Online pharmacies not only offer simple access to basic medications but also to medications for serious illnesses that are not always and everywhere offered by offline pharmacies. Medicine will be sold online once most commerce has moved online. However, there are a number of issues with the sale of medications online, particularly since there is no explicit legislation to address them.
Along with major conglomerates like Reliance Industries and Tata Group investing in businesses like NetMeds and 1mg, the online pharmacy market in India is backed by some of the top investors in the world, including Tiger Global, Sequoia Capital, Temasek, and Prosus.
Large players like Reliance Industries and the Tata Group entered the market as a result of the Covid-19 pandemic, and they acquired Netmeds and 1mg, respectively. There are about a dozen large pharmacies in this industry, together with other well-known brands like Amazon, Flipkart, and Apollo.

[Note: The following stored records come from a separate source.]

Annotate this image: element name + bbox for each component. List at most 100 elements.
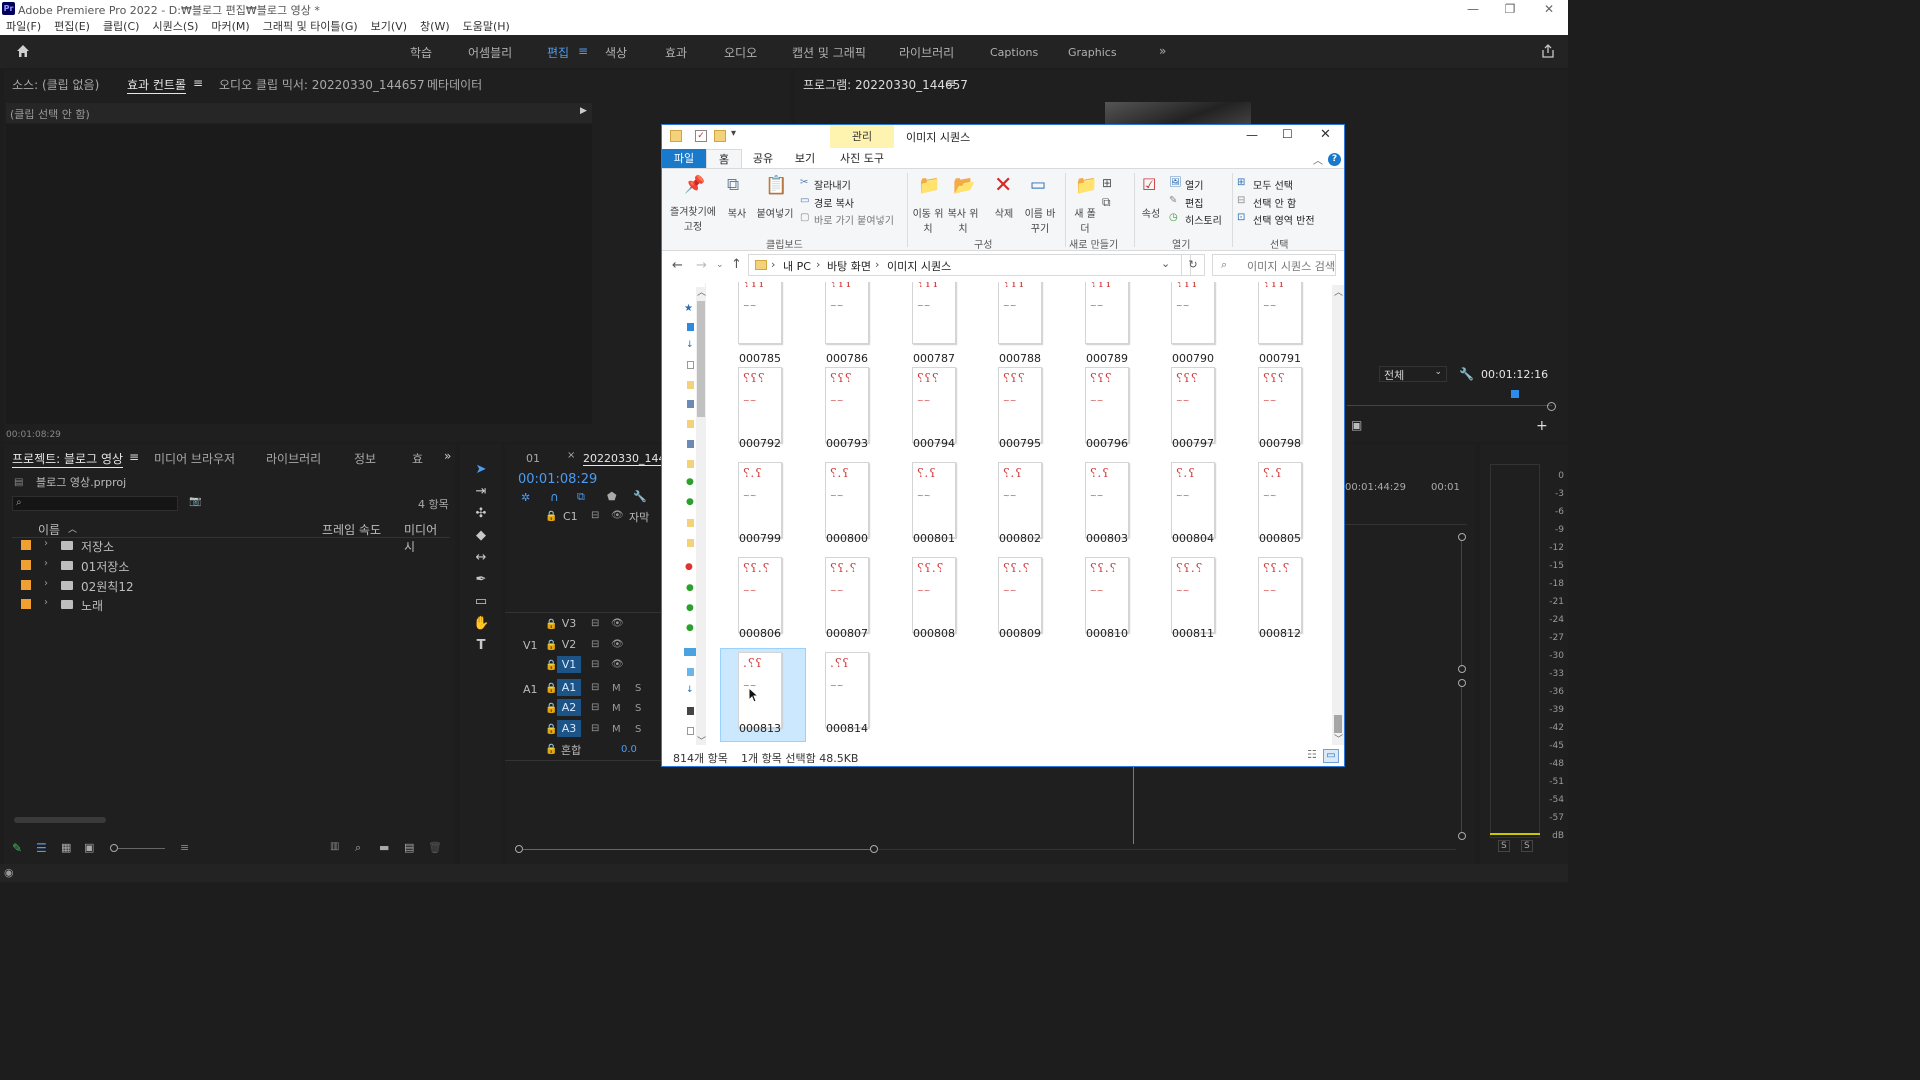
list-item[interactable]: › 01저장소 [16,557,450,576]
tab-libraries[interactable]: 라이브러리 [266,450,321,467]
nav-video-icon[interactable] [687,707,694,715]
label-color-swatch[interactable] [21,540,31,550]
nav-synced-icon[interactable]: ● [686,583,694,593]
column-frame-rate[interactable]: 프레임 속도 [322,521,381,538]
nav-folder-icon[interactable] [687,381,694,389]
share-icon[interactable] [1541,44,1555,58]
menu-marker[interactable]: 마커(M) [211,18,249,35]
label-color-swatch[interactable] [21,580,31,590]
lock-icon[interactable]: 🔒 [545,640,557,651]
edit-button[interactable]: ✎ 편집 [1169,195,1231,210]
close-icon[interactable]: ✕ [1539,1,1559,17]
nest-icon[interactable]: ✲ [521,491,530,504]
nav-folder-icon[interactable] [687,539,694,547]
scroll-down-icon[interactable]: ﹀ [697,734,706,747]
breadcrumb-desktop[interactable]: 바탕 화면 [827,258,871,274]
open-button[interactable]: 🖼 열기 [1169,177,1231,192]
list-item[interactable]: › 02원칙12 [16,577,450,596]
zoom-handle[interactable] [1547,402,1556,411]
tab-effect-controls[interactable]: 효과 컨트롤 [127,76,187,94]
ripple-edit-tool-icon[interactable]: ✣ [473,506,489,522]
pen-tool-icon[interactable]: ✒ [473,572,489,588]
ribbon-tab-view[interactable]: 보기 [787,149,823,168]
workspace-editing[interactable]: 편집 [547,44,569,61]
nav-desktop-icon[interactable] [687,668,694,676]
nav-download-icon[interactable]: ↓ [686,340,694,350]
delete-button[interactable]: ✕ 삭제 [989,173,1019,231]
type-tool-icon[interactable]: T [473,638,489,654]
program-scrubber[interactable] [1347,405,1552,406]
eye-icon[interactable]: 👁 [611,639,624,650]
slip-tool-icon[interactable]: ↔ [473,550,489,566]
nav-synced-icon[interactable]: ● [686,603,694,613]
workspace-learn[interactable]: 학습 [410,44,432,61]
rectangle-tool-icon[interactable]: ▭ [473,594,489,610]
playhead-line[interactable] [1133,766,1134,844]
new-bin-search-icon[interactable]: 📷 [189,496,201,507]
chevron-right-icon[interactable]: › [44,538,48,549]
eye-icon[interactable]: 👁 [611,618,624,629]
rename-button[interactable]: ▭ 이름 바꾸기 [1022,173,1058,235]
mix-value[interactable]: 0.0 [621,744,637,755]
sync-lock-icon[interactable]: ⊟ [591,682,599,693]
help-icon[interactable]: ? [1328,153,1341,166]
workspace-captions[interactable]: Captions [990,46,1038,59]
zoom-slider[interactable] [118,848,165,849]
menu-sequence[interactable]: 시퀀스(S) [152,18,198,35]
scroll-thumb[interactable] [1334,715,1342,733]
nav-folder-icon[interactable] [687,460,694,468]
new-item-icon[interactable]: ▤ [404,841,414,854]
track-c1[interactable]: C1 [563,510,578,523]
cut-button[interactable]: ✂ 잘라내기 [800,177,904,192]
menu-window[interactable]: 창(W) [420,18,450,35]
forward-icon[interactable]: → [696,258,707,273]
column-name[interactable]: 이름 [38,521,60,538]
find-icon[interactable]: ⌕ [355,841,361,855]
horizontal-scrollbar[interactable] [523,849,870,850]
tab-info[interactable]: 정보 [354,450,376,467]
list-item[interactable]: › 저장소 [16,537,450,556]
add-marker-icon[interactable]: ⬟ [607,490,617,503]
wrench-icon[interactable]: 🔧 [1459,367,1474,381]
more-tabs-icon[interactable]: » [444,449,451,463]
new-bin-icon[interactable]: ▬ [379,841,389,854]
track-v2[interactable]: V2 [557,636,581,653]
tab-source[interactable]: 소스: (클립 없음) [12,76,99,93]
linked-selection-icon[interactable]: ⧉ [577,490,585,504]
nav-folder-icon[interactable] [687,519,694,527]
sync-lock-icon[interactable]: ⊟ [591,702,599,713]
workspace-menu-icon[interactable]: ≡ [578,44,588,58]
properties-button[interactable]: ☑ 속성 [1137,173,1165,231]
icon-view-icon[interactable]: ▦ [61,841,71,854]
solo-button[interactable]: S [635,703,641,714]
minimize-icon[interactable]: — [1463,1,1483,17]
tab-project[interactable]: 프로젝트: 블로그 영상 [12,450,124,468]
details-view-icon[interactable]: ☷ [1307,748,1317,761]
lock-icon[interactable]: 🔒 [545,744,557,755]
history-button[interactable]: ◷ 히스토리 [1169,212,1231,227]
project-menu-icon[interactable]: ≡ [129,450,139,464]
list-item[interactable]: › 노래 [16,596,450,615]
track-a2[interactable]: A2 [557,699,581,716]
mute-button[interactable]: M [612,683,621,694]
timeline-timecode[interactable]: 00:01:08:29 [518,472,597,487]
chevron-right-icon[interactable]: › [44,558,48,569]
paste-shortcut-button[interactable]: ▢ 바로 가기 붙여넣기 [800,212,904,227]
solo-button[interactable]: S [635,724,641,735]
workspace-libraries[interactable]: 라이브러리 [899,44,954,61]
workspace-captions-graphics[interactable]: 캡션 및 그래픽 [792,44,866,61]
nav-download-icon[interactable]: ↓ [686,685,694,695]
breadcrumb-image-sequence[interactable]: 이미지 시퀀스 [887,258,951,274]
vertical-zoom-handle[interactable] [1458,832,1466,840]
copy-button[interactable]: ⧉ 복사 [722,173,752,223]
razor-tool-icon[interactable]: ◆ [473,528,489,544]
vertical-scrollbar[interactable] [1461,687,1462,832]
eye-icon[interactable]: 👁 [611,659,624,670]
address-bar[interactable]: › 내 PC › 바탕 화면 › 이미지 시퀀스 ⌄ [748,254,1191,276]
scroll-down-icon[interactable]: ﹀ [1334,732,1343,745]
label-color-swatch[interactable] [21,560,31,570]
lock-icon[interactable]: 🔒 [545,660,557,671]
tab-metadata[interactable]: 메타데이터 [427,76,482,93]
program-menu-icon[interactable]: ≡ [946,76,956,90]
tab-audio-clip-mixer[interactable]: 오디오 클립 믹서: 20220330_144657 [219,76,425,93]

Under the aegis of its subsidiary Netmeds, Reliance Retail entered the independent pharmacy store market at the beginning of the year. Two large online pharmacies, Tata-owned 1mg and its competitor PharmEasy, had planned to go offline to have an omnichannel presence to increase their user base less than two years ago.
An organisation of pharmacists has written to the Cabinet Secretary pleading with him to take action and outlaw online pharmacies for flouting regulations and endangering people’s lives. Online pharmacies are charged with exploitative pricing, breaching data privacy, allowing excessive and illogical prescription drug usage, and selling drugs without a valid licence.
The pharmacists call for a ban on online pharmacies since they offer medications without a licence. Online pharmacies cannot, however, be licenced or regulated under existing drug laws because they are not mentioned in them.
Recently, when the DCGI issued show-cause letters, API Holdings, the parent company of PharmEasy, requested the Union Health Minister’s assistance in expediting the publication of the draft rules in order to end any regulatory confusion regarding their existence.